Initial prompt with whisper

Hi!

We are using Bumblebee.Audio with whisper. It works pretty well and we are enjoying it.

We would like to enhance some domain specific words transcription though, we saw that Whisper can have an extra textual prompt for this (see Whisper prompting guide ).

We did not find a way to leverage this prompting facilities with Bumblebee.Audio. Is this correct?

If whisper prompting is not yet available within bumblebee, what would it take to implement it? With some guiding, maybe we could help?

Thanks!

Rodrigue

I didn’t dig very far, but it kinda looks like those tokens just get thrown into the decoder at the start like an LLM. I don’t see any explicit way to do this in the Bumblebee.Audio API as it seems to offer only a high-level stream interface, but it probably wouldn’t be too hard to add.

Have you seen reliable results from prompting Whisper with the official python sdk? We have tried the method described in the linked blog post and found that the results are extremely sensitive to the contents of the prompt, to the point where changing a single , to a . yielded very different results.
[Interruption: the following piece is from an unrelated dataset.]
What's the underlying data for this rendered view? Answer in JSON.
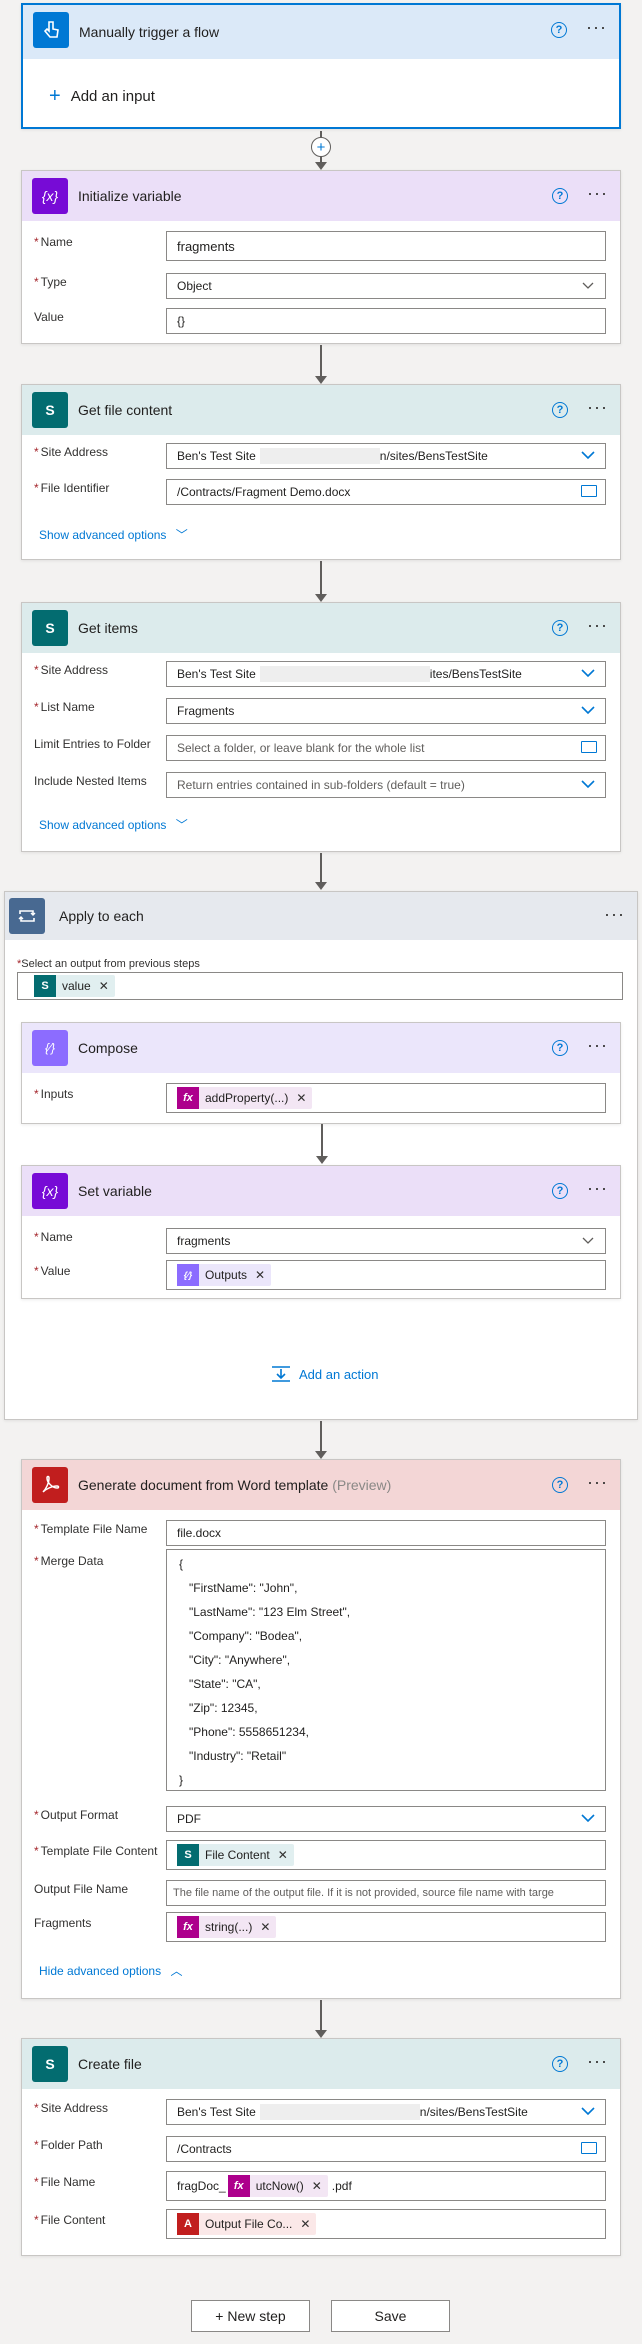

As such we weren’t able to find a reliable way to actually effect the output. Curious to hear your experience!

1 Like

This is just what LLMs are like when they’re not instruction-tuned (time flies). Now you see why ChatGPT was so popular :slight_smile:

I know multimodal instruction-tuned LLMs exist. I don’t know anything about using them for speech-to-text, but I imagine it has been done.